How ‘Barbie’ and Greta Gerwig Taught Noah Baumbach How to Have Fun
On one of those really good New York days in late September, the writer and director Noah Baumbach was wandering the upper floors of the Whitney Museum, trying to explain what his new movie was about. This is something that Baumbach generally struggles with, perhaps because it lies so closely to his gift, which is rendering the way people lie to themselves about themselves, the way they talk around the truth. “I find it difficult to say anything kind of absolute about what I’m doing or what I’ve made,” Baumbach said.

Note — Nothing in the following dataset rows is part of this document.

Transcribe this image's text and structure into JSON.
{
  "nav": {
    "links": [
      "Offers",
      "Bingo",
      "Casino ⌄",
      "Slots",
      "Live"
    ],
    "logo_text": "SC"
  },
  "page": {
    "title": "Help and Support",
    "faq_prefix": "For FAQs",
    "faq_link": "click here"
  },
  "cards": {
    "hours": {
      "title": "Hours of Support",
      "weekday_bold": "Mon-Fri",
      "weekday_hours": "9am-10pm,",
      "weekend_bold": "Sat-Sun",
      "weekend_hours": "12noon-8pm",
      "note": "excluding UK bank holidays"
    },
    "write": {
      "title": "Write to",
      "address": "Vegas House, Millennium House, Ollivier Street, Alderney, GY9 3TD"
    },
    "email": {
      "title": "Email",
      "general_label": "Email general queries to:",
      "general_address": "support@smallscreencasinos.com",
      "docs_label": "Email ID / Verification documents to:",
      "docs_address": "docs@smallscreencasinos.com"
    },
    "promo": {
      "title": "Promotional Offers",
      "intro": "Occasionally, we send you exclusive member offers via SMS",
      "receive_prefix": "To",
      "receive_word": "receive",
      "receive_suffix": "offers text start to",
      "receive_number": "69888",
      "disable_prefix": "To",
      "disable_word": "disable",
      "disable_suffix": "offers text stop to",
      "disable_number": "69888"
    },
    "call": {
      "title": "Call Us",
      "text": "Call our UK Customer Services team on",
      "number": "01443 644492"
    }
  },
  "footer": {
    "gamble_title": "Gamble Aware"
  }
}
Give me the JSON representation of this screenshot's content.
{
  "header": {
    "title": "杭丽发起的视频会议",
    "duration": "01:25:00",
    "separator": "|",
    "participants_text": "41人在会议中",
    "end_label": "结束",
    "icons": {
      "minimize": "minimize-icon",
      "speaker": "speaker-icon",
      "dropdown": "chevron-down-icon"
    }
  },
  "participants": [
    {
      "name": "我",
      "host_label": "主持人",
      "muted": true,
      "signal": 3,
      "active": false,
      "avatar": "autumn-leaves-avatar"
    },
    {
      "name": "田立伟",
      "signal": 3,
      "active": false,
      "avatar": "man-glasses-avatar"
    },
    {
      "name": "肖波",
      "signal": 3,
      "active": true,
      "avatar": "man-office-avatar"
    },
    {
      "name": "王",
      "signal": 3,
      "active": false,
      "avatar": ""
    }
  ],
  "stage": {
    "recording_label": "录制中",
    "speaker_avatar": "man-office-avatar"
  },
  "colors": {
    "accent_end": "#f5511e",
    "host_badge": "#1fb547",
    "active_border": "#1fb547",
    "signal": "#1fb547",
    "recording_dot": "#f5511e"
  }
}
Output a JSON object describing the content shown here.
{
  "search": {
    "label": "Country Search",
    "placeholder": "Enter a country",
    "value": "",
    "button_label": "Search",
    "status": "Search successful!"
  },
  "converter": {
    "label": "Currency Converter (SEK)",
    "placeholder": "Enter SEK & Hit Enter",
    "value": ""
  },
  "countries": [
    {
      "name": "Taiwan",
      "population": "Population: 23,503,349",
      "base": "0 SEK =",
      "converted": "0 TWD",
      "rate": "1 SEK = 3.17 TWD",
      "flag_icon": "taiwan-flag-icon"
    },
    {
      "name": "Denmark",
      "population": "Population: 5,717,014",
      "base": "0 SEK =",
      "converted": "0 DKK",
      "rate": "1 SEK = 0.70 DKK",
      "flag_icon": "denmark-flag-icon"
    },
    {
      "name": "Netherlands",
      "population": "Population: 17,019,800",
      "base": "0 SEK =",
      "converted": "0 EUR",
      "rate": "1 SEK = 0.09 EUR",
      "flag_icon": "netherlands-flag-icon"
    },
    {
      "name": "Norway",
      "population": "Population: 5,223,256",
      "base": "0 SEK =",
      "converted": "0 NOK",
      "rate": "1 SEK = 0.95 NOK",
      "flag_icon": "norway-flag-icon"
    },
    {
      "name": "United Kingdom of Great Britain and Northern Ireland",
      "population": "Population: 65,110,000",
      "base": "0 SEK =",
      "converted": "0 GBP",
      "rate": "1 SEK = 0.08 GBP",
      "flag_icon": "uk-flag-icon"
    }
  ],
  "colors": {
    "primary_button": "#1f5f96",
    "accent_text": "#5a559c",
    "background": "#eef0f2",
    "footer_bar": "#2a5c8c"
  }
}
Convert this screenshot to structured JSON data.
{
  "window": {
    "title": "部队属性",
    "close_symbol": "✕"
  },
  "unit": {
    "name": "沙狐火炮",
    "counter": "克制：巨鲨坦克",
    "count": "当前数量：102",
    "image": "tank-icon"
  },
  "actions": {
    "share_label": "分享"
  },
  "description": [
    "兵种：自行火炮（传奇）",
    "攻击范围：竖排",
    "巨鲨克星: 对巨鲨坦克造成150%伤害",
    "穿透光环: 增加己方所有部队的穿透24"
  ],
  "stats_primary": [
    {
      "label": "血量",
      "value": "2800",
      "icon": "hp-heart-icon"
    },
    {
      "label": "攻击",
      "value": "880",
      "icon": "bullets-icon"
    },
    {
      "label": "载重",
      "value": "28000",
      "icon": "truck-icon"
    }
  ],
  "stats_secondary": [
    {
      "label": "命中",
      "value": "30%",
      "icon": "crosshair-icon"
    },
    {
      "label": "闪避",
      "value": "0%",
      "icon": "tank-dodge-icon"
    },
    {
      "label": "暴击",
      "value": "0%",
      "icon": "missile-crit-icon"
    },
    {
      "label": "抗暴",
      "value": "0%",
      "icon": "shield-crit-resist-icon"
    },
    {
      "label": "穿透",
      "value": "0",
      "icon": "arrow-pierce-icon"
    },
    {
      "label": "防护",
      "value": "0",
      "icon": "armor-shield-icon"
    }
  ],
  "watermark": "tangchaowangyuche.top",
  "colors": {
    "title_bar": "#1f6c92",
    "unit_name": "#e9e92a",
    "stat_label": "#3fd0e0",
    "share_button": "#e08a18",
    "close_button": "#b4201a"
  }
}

Looking back, he said, things were often clearer. He told a story about visiting his father’s father, a painter, in Brooklyn, when Baumbach was a child. “We would go up to the top floor, which was his studio, and he would show us the new work,” Baumbach said. “As a kid I was impressed by my father, who always had things to say about them that seemed smart to me, but now I can only imagine what he was going through every time.” Baumbach winced, thinking of what it must have cost his father to play along. “My grandfather would put one up and say, ‘I think this one’s a masterpiece’ …‘I’m doing the best work in my life.’ ”
This scene made its way, close to verbatim, into 2017’s The Meyerowitz Stories, in which Dustin Hoffman played a sculptor whose self-involvement and bad feelings about his own career has wrecked his relationship with his three children. Simple enough. But could Baumbach—who once told an interviewer that “I couldn’t write an autobiographical movie if I tried”—have admitted then, at the time, just how much of that film was about his father and his grandfather?
Several years ago, he remembered, while editing 2019’s Marriage Story—a film about a divorce not entirely unlike Baumbach’s own split with actor Jennifer Jason Leigh—he’d had the experience of rewatching his breakthrough, 2005’s The Squid and the Whale, a semi-autobiographical account of Baumbach’s parents’ divorce and the kids stuck in between. The Criterion Collection was reissuing the film, so Baumbach watched it in its office, in a little editing bay, and found himself weeping in front of two company employees. “I was crying for myself, that kid whose parents got divorced and went through all of that,” he said he realized. “And also I was crying for myself, the adult who went through divorce. And I was also crying because I was proud of myself.”